A new extension featuring a production hall bathed in light, a fancy showroom for presenting the latest products and projects, modern office workspaces and meeting rooms – and centre stage are his machines. Dietmar Meurer (50), Owner and Managing Director of Meurer-etechnik, which is based in the tranquil rural setting of Grossmaischeid, Germany, proudly shows off his newly acquired enclosure machining centre and cable processing system.

"Visitors to our site can see for themselves just how innovative we are. Our company has made significant progress over the past few years and is now gaining real momentum", says Meurer, delighted with how things are going. The entrepreneur has every reason to be pleased because he has rightly made the pivotal decision to systematically invest in automation and digitalization.

An insight into the Meurer-etechnik production hall, where the company manufactures in line with “Enclosure Construction 4.0” principles.
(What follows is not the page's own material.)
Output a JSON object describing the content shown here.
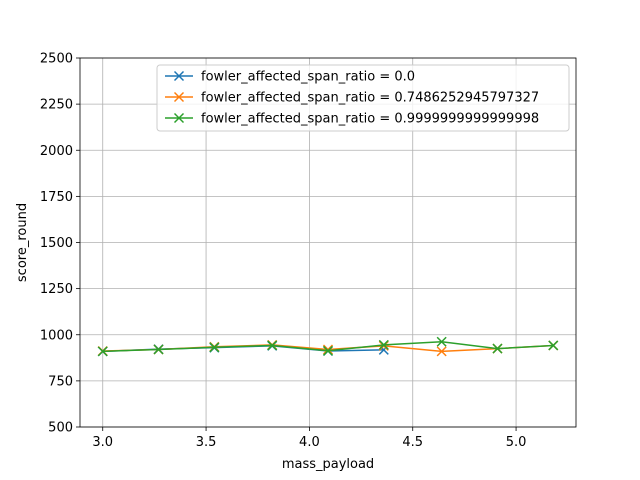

“Simply purchasing a new machine isn’t enough. The entire system needs to be examined and the whole process reorganised.”


Dietmar Meurer
Owner and Managing Director of Meurer-etechnik

Investing unprecedented amounts

After all, investing five and six-figure sums is anything but a routine matter. “We weren’t used to spending that amount of money on machinery,” Meurer admits. Although there were understandably questions about how long the investment would take to pay off, he took the plunge. “These kind of number games aren’t much use to me, however. What’s much more important is considering whether in three, five or ten years’ time, we will still be able to compete or even survive on the market without state-of-the-art automation technology.” Besides crunching numbers, Meurer assesses the whole picture with entrepreneurial courage and foresight. “You first have to invest in a machine before you can harness its potential.”